MAROC
28/05/2019 12h:42 CET

Le roi Mohammed VI donne lance un programme national favorisant l'auto-emploi d'anciens détenus

Un programme qui cette année devrait bénéficier à 478 anciens détenus porteurs d’un projet de vie personnel.

À Casablanca, le roi Mohammed VI lance le Programme national d'appui aux micro-projets et à l’auto-emploi d'anciens détenus.

RÉINSERTION - Le roi Mohammed VI, a lancé ce lundi 28 mai à Casablanca, le Programme national d’appui aux micro-projets et à l’auto-emploi au profit d’anciens détenus.

Initié par la Fondation Mohammed VI pour la Réinsertion des Détenus, ce programme visera à apporter un soutien financier et matériel à des ex-détenus, porteurs d’un projet dans des secteurs comme le commerce, l’industrie, les services, l’artisanat, la restauration, l’agriculture ou le bâtiment. Ce projet de vie personnel est élaboré sur la base d’un diagnostic, établi pendant la détention avec l’assistance du service de préparation à la réinsertion, en adéquation avec la formation et le savoir-faire des bénéficiaires, ainsi qu’avec les besoins du marché du travail.
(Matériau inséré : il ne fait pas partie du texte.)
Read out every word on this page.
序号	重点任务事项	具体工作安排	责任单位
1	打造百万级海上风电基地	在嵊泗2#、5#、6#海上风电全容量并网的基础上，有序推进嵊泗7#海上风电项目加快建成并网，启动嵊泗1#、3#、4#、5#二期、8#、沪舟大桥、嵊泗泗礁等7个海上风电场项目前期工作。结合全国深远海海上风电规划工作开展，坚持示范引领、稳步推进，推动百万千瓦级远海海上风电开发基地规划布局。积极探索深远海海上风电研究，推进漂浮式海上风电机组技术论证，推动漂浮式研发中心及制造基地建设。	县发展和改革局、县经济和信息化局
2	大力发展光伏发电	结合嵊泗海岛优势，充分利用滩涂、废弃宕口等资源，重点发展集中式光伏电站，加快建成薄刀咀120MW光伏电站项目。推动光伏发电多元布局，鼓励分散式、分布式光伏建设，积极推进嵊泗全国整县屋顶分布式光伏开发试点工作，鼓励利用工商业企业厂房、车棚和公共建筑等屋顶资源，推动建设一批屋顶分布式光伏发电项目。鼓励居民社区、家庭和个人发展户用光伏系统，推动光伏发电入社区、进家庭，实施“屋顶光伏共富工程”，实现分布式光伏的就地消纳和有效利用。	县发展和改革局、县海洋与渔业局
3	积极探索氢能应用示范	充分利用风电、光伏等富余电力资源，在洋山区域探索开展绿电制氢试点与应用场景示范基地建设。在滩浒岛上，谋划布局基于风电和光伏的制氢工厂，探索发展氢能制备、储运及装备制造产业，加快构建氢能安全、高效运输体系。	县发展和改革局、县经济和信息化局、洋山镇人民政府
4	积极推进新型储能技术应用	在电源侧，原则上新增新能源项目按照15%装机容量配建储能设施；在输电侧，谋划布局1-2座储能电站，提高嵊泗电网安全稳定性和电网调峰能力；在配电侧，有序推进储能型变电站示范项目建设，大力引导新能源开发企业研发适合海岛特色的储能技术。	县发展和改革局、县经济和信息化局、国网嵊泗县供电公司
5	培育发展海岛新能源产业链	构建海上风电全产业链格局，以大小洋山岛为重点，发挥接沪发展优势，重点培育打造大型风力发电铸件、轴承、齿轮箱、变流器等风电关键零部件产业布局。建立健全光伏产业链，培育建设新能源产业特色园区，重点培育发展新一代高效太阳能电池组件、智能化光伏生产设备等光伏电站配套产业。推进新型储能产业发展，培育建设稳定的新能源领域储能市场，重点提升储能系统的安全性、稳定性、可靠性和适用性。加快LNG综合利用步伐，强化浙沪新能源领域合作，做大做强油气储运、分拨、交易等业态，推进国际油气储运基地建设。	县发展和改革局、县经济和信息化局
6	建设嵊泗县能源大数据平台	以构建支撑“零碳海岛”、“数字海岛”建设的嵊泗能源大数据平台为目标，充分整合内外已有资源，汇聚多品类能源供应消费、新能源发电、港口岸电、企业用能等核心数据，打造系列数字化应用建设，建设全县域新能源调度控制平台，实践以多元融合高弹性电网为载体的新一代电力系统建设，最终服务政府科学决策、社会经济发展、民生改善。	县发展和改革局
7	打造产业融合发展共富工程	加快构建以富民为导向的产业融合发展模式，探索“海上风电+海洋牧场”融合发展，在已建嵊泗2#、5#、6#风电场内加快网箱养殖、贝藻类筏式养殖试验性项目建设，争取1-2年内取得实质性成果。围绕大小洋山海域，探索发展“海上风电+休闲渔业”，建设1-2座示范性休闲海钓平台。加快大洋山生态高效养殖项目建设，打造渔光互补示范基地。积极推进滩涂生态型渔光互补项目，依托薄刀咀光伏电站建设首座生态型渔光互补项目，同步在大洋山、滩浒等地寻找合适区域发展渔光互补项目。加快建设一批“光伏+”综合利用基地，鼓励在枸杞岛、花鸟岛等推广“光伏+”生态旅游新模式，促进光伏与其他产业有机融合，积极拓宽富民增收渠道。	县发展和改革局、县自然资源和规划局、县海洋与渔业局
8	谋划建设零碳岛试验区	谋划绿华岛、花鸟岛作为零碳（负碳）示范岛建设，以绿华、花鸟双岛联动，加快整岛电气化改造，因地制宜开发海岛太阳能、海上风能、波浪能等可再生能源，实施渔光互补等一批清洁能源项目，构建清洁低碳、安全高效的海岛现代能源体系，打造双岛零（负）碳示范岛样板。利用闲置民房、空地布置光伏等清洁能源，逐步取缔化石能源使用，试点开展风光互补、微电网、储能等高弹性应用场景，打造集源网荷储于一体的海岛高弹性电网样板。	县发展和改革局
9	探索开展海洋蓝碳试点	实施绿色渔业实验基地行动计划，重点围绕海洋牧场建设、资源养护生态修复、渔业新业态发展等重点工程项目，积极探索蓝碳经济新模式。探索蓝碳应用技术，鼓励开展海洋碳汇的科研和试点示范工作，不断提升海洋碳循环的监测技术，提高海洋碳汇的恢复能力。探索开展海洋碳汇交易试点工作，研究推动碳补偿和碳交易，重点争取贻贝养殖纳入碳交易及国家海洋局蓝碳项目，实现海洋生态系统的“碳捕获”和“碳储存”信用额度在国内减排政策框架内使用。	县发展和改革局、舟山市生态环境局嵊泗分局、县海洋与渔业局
Le programme devra bénéficier à 478 anciens détenus, originaires des régions de Casablanca-Settat, Rabat-Salé-Kénitra, Marrakech-Safi, l’Oriental, Fès-Meknès, Tanger-Tétouan-Al Hoceima, Laâyoune-Sakia El Hamra, Guelmim-Oued Noun, Souss-Massa et Drâa-Tafilalet. Parmi eux, dix-huit ont été condamnés dans des affaires d’extrémisme et de terrorisme et ont participé au programme “Réconciliation” (Moussalaha) qui vise la réinsertion de ces détenus et leur réconciliation avec la société. Pour la Fondation, il s’agit de faire de l’espace carcéral une école de deuxième chance, un milieu de rééducation, d’apprentissage, de savoir-faire et de savoir-être. 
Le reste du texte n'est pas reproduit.